Studio album by Mark Medlock
- Released: 15 June 2007
- Length: 58:30
- Label: Sony BMG
- Producer: Dieter Bohlen

Mark Medlock chronology
|  | Mr. Lonely (2007) | Dreamcatcher (2007) |

= Mr. Lonely (Mark Medlock album) =

Mr. Lonely is the debut album by German singer Mark Medlock, the winner of the fourth season of Deutschland Sucht Den Superstar, the German version of American Idol. It was released by Sony BMG on 15 June 2007 in German-speaking Europe. Entirely written and produced by DSDS judge Dieter Bohlen, the album features Medlock's coronation song "Now or Never", which reached the top of the charts in Austria, Germany, and Switzerland, as well as follow-up "You Can Get It", his second number-one hit.

==Promotion==
The album was supported by two singles released in 2007, both of which contributed significantly to its commercial visibility. The lead single, Medlock's coronation song "Now or Never", achieved major success, reaching number one in Germany, Austria, and Switzerland.
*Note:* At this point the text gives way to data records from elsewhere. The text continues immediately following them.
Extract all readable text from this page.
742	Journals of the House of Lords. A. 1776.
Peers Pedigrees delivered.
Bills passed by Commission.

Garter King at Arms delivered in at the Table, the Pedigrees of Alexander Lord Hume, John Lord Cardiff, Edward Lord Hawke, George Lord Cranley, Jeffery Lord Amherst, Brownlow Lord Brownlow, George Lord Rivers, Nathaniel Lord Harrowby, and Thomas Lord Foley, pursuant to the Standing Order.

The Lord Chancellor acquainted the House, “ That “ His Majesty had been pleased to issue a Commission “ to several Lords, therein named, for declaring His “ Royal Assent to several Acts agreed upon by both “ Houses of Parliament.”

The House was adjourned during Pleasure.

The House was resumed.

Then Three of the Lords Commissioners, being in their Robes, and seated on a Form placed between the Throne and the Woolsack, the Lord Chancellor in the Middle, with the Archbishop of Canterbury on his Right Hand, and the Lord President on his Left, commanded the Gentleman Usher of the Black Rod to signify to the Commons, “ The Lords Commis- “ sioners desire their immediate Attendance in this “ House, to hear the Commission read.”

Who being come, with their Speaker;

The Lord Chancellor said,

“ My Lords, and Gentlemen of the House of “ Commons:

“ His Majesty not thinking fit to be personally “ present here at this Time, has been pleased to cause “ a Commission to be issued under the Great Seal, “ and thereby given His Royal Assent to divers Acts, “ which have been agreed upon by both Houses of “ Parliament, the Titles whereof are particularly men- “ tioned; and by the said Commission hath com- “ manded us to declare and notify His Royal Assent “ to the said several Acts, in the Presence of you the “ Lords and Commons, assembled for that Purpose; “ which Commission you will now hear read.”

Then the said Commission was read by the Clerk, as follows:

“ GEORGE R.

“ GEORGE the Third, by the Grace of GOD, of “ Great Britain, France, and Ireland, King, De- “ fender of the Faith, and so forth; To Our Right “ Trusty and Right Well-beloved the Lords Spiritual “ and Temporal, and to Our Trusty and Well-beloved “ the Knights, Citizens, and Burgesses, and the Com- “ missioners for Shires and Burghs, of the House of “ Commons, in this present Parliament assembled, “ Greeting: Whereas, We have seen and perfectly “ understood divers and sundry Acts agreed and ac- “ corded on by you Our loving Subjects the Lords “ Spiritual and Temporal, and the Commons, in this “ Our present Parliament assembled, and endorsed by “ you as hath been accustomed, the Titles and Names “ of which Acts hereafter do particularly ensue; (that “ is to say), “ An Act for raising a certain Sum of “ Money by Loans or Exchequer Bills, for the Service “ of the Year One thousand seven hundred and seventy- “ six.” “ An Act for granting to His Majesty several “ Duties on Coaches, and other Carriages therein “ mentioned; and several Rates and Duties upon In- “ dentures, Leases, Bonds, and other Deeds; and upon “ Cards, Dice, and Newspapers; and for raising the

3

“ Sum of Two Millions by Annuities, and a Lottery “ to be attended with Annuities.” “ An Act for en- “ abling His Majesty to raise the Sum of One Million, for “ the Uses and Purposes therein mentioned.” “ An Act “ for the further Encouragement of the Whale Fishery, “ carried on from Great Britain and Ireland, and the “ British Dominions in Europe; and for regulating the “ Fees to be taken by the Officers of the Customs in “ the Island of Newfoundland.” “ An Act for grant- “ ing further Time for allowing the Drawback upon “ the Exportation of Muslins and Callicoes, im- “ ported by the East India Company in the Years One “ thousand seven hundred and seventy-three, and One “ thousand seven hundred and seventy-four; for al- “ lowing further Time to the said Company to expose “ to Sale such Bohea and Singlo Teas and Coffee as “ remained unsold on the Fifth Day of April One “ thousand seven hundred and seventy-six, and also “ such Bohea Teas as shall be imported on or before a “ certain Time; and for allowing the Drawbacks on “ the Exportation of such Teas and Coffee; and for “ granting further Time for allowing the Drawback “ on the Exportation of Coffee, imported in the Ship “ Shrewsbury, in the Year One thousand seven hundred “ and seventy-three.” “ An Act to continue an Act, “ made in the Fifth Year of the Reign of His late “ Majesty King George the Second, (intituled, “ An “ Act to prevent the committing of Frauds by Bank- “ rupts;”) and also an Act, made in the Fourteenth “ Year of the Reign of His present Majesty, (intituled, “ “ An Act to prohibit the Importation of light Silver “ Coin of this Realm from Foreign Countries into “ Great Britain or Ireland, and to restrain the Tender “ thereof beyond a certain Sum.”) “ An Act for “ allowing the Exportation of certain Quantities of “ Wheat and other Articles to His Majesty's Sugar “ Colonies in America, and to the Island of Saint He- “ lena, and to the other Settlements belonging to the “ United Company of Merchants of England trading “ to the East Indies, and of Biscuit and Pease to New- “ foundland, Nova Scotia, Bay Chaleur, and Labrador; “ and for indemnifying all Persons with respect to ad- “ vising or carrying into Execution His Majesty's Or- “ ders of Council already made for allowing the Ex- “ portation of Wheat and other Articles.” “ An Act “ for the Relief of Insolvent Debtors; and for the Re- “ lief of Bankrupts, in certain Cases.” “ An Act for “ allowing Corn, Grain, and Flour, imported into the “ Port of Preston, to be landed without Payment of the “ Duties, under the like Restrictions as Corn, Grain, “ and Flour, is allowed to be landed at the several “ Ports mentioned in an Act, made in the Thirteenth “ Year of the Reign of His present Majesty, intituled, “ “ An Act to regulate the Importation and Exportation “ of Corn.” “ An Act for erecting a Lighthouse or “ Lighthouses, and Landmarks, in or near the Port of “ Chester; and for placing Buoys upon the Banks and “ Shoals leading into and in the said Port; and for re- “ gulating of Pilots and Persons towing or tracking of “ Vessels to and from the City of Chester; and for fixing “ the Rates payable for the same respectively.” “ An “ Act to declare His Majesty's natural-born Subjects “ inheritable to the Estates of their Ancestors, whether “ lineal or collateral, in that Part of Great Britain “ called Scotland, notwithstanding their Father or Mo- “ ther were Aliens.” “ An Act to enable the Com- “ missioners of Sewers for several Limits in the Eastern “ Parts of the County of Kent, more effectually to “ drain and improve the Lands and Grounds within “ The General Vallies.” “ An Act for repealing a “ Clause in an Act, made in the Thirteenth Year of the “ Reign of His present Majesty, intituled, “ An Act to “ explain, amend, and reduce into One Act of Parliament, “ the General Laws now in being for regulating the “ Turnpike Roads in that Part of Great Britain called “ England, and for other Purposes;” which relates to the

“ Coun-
It was followed by "You Can Get It", a collaboration with Dieter Bohlen, which also performed well commercially, peaking at number one in Germany and reaching the top three in both Austria and Switzerland.

==Critical reception==

Dani Fromm from laut.de rated the album two out of five stars. She stated that the album was "Kuschelrock-suspect, saccharine pop without soul," describing it as formulaic, mainstream-oriented pop that lacks individuality and emotional depth. Fromm further criticized the "overly polished production" and "lichéd lyrics," arguing that they fail to make use of the singer's distinctive vocal potential.

Professional ratings
Review scores
| Source | Rating |
| laut.de | Star |

==Chart performance==
Mr. Lonely was a major commercial success in the German-speaking markets. It debuted at number one in Germany and reached number two in both the Austrian Albums Chart and the Swiss Albums Chart, becoming the highest-charting album by any Deutschland sucht den Superstar winner since debut season winner Alexander Klaws' Take Your Chance (2003). A major seller, it was ranked 11th on the German year-end chart. In terms of certifications, Mr. Lonely was awarded gold status in Austria and Switzerland, and platinum in Germany, reflecting shipments of 10,000, 15,000, and 200,000 units respectively.

==Track listing==
All tracks written and produced by Dieter Bohlen; co-produced by Joachim "Jeo" Mezei.

Mr. Lonely track listing
| No. | Title | Length |
|---|---|---|
| 1. | "Now or Never" | 3:13 |
| 2. | "You Are So Beautiful" | 4:15 |
| 3. | "Seven Days" | 4:08 |
| 4. | "Relax Your Heart" | 3:31 |
| 5. | "Mr. Lonely" | 3:40 |
| 6. | "You Can Get It" | 3:41 |
| 7. | "Everytime You Go Away" | 3:56 |
| 8. | "Just like Heaven" | 3:46 |
| 9. | "Oh Sarah" | 4:11 |
| 10. | "I Miss You" | 4:02 |
| 11. | "If You Just Call Me" | 3:33 |
| 12. | "I'm Just a Dreamer" | 3:25 |
| 13. | "Sad Sad Story" | 4:44 |
| 14. | "Only a Fool" | 3:33 |
| Total length: |  | 58:30 |

==Charts==

===Weekly charts===

Weekly chart performance for Mr. Lonely
| Chart (2007) | Peak position |
|---|---|
| Austrian Albums (Ö3 Austria) | 2 |
| German Albums (Offizielle Top 100) | 1 |
| Swiss Albums (Schweizer Hitparade) | 2 |

===Year-end charts===

Year-end chart performance for Mr. Lonely
| Chart (2007) | Position |
|---|---|
| Austrian Albums (Ö3 Austria) | 48 |
| German Albums (Offizielle Top 100) | 11 |
| Swiss Albums (Schweizer Hitparade) | 45 |

==Certifications==

Certifications for Mr. Lonley
| Region | Certification | Certified units/sales |
| Austria (IFPI Austria) | Gold | 10,000^{*} |
| Germany (BVMI) | Platinum | 200,000^{^} |
| Switzerland (IFPI Switzerland) | Gold | 15,000^{^} |
^{*} Sales figures based on certification alone. ^{^} Shipments figures based on certification alone.